In the present context, as mentioned, the term "hardened extract" means a product obtained by blowing air into a petroleum extract at an elevated temperature, preferably 250-350°C, the petroleum extract being obtained by solvent extraction of a distillate-petroleum fraction that boils in the boiling range for lubricating oil, e.g. 350-600°C, and contains a significant amount of aromatic hydrocarbons.

Examples of solvents that can be used to extract the distillate petroleum fraction are furfural, phenol and N-methylpyrrolidone. The distillate that is subjected to extraction does not contain asphaltenes, and this extraction process must be separated from the use of e.g. liquid propane to obtain a product rich in asphaltenes from residues, which process is sometimes described as a "solvent" process.

Examples of such petroleum extracts are materials with the designation "Enerflex" process oils. Particular examples of petroleum extracts suitable for air blowing are "Enerflex 65" and "Enerflex 96", with "Enerflex 96" being particularly preferred. It is preferred that the hardened extract is prepared from a petroleum extract with a content of saturated hydrocarbons and aromatic hydrocarbons determined by molecular analysis (clay-gel) ASTM D2007, of less than 10% by weight for saturated hydrocarbons and preferably above 75% by weight -%, preferably above 80% by weight for aromatic hydrocarbons.

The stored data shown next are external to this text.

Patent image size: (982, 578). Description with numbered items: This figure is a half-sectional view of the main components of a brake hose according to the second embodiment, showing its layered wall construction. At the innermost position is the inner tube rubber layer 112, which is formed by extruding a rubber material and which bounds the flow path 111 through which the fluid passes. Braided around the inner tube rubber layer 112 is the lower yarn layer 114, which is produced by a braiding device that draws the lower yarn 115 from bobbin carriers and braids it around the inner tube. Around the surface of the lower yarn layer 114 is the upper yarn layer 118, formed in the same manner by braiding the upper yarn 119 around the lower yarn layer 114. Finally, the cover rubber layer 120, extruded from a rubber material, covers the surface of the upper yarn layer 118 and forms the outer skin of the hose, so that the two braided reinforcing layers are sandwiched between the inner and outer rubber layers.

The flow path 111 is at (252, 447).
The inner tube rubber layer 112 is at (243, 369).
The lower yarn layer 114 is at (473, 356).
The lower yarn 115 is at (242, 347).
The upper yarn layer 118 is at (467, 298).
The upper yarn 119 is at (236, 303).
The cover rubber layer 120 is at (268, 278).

The hardened extract obtained by the above-mentioned air blowing is a solid material at room temperature. In order to obtain a hardened extract with the desired low content of saturated hydrocarbons, it may be necessary to select a petroleum extract in which the content of saturated hydrocarbons is low. The choice of a suitable petroleum extract can easily be made by the person skilled in the art on the basis of simple experiments. The blowing with air can be carried out in the presence of a catalyst, e.g. a metal halide Friedel-Craft catalyst such as ferric chloride, or no catalyst.

The hardened extracts used in the present invention must be separated from bitumen. When crude oil is distilled to remove materials that boil up to the end of the gas oil range, the resulting residue known as atmospheric residue can be subjected to vacuum distillation to recover waxy distillates. The residue from this vacuum distillation, known as vacuum residue, is a bitumen. The rest can alternatively (either at atmospheric pressure or vacuum) be treated with e.g. liquid propane to deposit a bitumen layer.

The composition of hardened extracts and bitumens can be determined on the basis of their content of certain classes of materials, namely asphaltenes, toluene insolubles, saturated hydrocarbons, cyclic compounds and resins.

In this method, asphaltenes are defined as the fraction which is precipitated using a large excess of n-heptane, but which is soluble in toluene. Toluene-insoluble matter is the fraction that is insoluble in toluene. Saturated hydrocarbons are defined as the fraction eluted with n-haptan from an alumina/silica gel column, cyclic compounds are the fraction eluted with toluene, and resins are the fraction eluted with a 50/50 toluene/absolute ethanol mixture.

Typical data for hardened extracts and bitumens are given in table 1 where "HE" stands for "hardened extract" and where the number after "HE" is the softening point. Information is provided on two different types of hardened extract, identified as type A and type B.

It will be seen that both type A and type B hardened extracts have a lower content of saturated hydrocarbons and a higher content of asphaltenes and insoluble substances than both raw-distilled and blown bitumens with an equivalent softening point. The hardened extracts used preferably have a content of asphaltenes plus insoluble substances of at least 20% by weight and a content of saturated hydrocarbons of less than 10% by weight. The content of asphaltenes alone is preferably at least 20% by weight.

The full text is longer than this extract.